The names of the inventors of the light bulb and the telephone come to mind very easily - Edison and Bell.
Other world-shaking inventions have inventors a little more obscure - far too many people don't know that Nikola Tesla invented alternating current, without which you wouldn't have power in your home - and some are downright forgotten.
Partly this is because we don't think of some things as inventions.
Quick, name the inventor of the modern men's suit.
Don't know? Maybe it didn't have precisely one inventor, but a single man changed the course of men's fashion, ushering in the birth of everything from the tuxedo to the power suit.
George Bryan "Beau" Brummell was born in 1778 in England, the grandson of a shopkeeper, the son of a private secretary to a wealthy lord. Although he wasn't noble himself - something that still mattered a great deal then - he grew up around the nobility, and in his teens met and befriended the Prince of Wales, the future Prince Regent.
In the decades before Brummell was born, men's and women's fashion in western Europe was dominated by excess. The nobility wore ruffled shirts exploding with lace at the cuffs, along with coats trimmed in gold braid or fur. The colours were anything but subdued, with pink, scarlet, mustard yellow, and green common. Everything was typically topped with a powdered wig, or powdered white hair.
The more formal the occasion, the more elaborate the costuming became. A major court event could resemble a collision between New Orleans Mardi Gras, Halloween, and a Gay Pride Parade.
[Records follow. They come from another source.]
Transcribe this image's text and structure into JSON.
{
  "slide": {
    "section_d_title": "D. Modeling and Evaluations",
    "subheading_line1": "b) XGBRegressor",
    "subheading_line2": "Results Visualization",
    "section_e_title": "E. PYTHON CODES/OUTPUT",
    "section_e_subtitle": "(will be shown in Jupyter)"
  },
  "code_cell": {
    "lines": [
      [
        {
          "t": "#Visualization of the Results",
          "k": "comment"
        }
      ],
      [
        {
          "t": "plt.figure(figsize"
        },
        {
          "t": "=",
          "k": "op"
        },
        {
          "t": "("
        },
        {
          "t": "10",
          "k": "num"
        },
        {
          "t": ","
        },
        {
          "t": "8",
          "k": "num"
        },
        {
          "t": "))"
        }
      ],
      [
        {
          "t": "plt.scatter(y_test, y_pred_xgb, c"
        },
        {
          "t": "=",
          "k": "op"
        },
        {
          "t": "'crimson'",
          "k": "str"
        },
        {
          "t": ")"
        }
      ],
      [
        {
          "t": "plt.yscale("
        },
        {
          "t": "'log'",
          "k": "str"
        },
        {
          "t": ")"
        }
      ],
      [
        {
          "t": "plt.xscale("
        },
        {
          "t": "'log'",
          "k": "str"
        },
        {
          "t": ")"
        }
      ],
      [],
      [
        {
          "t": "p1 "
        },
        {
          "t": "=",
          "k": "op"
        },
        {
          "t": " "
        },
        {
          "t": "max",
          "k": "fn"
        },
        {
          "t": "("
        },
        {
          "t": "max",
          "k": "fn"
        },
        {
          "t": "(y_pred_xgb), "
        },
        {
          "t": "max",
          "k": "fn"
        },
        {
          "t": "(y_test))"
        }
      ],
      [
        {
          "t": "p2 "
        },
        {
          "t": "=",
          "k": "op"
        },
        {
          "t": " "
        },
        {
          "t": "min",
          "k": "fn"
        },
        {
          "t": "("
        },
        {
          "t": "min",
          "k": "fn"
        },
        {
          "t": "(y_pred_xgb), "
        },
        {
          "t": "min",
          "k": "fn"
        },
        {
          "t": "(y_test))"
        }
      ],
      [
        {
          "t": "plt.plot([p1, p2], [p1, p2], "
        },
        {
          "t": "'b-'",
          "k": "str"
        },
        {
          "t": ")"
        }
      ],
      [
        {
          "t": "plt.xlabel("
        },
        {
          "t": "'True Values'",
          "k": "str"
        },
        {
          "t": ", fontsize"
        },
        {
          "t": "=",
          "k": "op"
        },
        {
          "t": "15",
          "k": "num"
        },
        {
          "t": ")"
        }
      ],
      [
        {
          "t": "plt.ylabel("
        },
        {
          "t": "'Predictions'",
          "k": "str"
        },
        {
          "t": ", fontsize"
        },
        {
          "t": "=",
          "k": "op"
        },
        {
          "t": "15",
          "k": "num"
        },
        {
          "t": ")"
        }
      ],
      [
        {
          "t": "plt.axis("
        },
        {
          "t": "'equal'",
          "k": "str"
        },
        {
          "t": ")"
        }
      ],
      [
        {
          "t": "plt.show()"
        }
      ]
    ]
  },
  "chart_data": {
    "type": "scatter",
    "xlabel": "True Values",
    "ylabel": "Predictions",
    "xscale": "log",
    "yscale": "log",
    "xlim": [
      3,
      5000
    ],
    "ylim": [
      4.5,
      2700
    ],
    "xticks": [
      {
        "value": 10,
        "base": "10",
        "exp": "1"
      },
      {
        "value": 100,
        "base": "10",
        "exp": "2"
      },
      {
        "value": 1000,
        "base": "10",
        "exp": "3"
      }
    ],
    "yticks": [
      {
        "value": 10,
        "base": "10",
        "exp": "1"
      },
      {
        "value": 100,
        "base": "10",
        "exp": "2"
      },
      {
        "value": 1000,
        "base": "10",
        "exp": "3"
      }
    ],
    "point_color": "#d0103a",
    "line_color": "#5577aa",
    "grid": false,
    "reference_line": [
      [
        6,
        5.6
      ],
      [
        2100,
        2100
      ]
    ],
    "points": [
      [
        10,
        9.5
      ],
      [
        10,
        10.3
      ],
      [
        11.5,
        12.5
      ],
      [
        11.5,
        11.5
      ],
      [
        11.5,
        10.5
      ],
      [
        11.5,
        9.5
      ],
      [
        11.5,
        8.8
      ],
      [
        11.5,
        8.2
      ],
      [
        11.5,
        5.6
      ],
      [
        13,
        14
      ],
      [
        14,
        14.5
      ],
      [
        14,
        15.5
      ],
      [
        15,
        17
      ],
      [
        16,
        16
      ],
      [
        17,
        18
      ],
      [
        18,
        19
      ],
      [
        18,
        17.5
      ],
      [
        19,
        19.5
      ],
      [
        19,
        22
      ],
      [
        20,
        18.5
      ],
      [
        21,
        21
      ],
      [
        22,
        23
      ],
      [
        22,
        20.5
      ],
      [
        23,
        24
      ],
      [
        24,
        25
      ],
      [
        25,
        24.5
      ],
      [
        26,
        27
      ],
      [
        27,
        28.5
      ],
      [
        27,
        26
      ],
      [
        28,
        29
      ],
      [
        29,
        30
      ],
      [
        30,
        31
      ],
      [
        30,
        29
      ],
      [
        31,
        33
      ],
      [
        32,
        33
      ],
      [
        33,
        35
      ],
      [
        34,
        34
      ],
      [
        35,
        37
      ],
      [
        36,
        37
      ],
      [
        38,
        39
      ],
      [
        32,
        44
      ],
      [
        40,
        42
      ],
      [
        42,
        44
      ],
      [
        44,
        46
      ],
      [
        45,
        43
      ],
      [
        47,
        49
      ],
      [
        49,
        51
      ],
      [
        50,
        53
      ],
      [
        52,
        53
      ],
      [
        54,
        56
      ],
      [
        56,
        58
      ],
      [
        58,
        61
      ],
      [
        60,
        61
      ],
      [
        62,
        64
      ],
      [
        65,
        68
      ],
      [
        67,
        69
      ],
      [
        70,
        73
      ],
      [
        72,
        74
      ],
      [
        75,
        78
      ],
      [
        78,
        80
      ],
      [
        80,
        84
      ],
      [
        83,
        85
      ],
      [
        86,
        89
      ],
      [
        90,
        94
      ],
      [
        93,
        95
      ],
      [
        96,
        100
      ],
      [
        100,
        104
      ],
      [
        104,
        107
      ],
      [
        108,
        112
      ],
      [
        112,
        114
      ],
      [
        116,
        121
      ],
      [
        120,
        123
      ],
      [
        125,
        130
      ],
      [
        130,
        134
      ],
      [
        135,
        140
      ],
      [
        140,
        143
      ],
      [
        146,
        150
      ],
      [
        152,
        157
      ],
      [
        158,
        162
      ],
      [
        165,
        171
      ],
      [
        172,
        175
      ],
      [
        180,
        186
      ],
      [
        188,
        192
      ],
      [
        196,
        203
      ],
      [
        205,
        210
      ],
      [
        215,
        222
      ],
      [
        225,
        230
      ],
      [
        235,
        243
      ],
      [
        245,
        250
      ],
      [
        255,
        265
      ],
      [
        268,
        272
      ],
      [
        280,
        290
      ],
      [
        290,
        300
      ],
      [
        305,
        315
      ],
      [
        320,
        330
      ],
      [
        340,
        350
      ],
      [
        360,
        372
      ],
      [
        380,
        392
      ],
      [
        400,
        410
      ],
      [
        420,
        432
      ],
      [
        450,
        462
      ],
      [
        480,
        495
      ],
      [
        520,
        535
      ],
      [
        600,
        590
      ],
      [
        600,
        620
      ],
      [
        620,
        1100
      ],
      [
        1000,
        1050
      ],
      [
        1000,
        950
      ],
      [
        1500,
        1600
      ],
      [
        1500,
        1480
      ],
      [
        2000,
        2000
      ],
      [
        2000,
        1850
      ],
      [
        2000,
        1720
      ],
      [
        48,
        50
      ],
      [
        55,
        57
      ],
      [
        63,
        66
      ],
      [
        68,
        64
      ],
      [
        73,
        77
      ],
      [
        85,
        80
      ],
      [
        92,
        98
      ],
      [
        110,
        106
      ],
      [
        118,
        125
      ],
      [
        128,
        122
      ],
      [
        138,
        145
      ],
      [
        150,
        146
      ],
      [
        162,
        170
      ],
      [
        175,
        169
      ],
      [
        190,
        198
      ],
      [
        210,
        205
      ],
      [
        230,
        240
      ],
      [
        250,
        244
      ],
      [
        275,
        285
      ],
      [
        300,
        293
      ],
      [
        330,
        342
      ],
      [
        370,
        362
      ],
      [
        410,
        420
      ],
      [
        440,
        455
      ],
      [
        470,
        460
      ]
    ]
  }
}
Brummell, a witty, self-centred man, popularized a new style of dress. First, he all but killed off the combination of breeches and stockings, substituting trousers. He did away with lace cuffs and frilly collars, preferring an elaborate cravat, the forerunner of the necktie. And he ditched bright colours, preferring subdued tones. Brummell's clothing looks odd by modern standards, but it's still clearly the ancestor of a suit.
This is not to say that Brummell was less concerned with his clothes. In fact, he was a legend in his own time for the elaborate care he took with every aspect of his appearance.
He made wild claims: that he took several hours to dress and style his hair, that he used champagne to polish his boots, that he had every piece of clothing made by a different, specialized tailor.
Some of his claims were probably true. Beau Brummell came onto the social scene at the same time that the word dandy appeared in slang, and he exemplified that word for almost 20 years.
His fall was hard. Calling the Prince Regent fat in public was a part of it (hey, it was true), but it was mainly debt that brought Brummell low. In 1816, he fled to France, where he lived cheaply (though still well dressed) and avoided his many creditors. In trying to live like the nobility, he had burned through a sizeable fortune in a little more than two decades.
It was the people who came up in Brummell's wake who took up his fashions. His view that the cut of a suit should be more important than ostentatious ornaments must have seemed perfect for the rising industrial middle classes. Factory owners, managers, bureaucrats, and engineers bought suits in plain shades that didn't compete with the grandeur of the 18th century.
By the time of Brummell's death, the power of aristocrats was slipping away. The new powerful classes wore the uniform created by the grandson of a shopkeeper who had aspired to be a lord of fashion.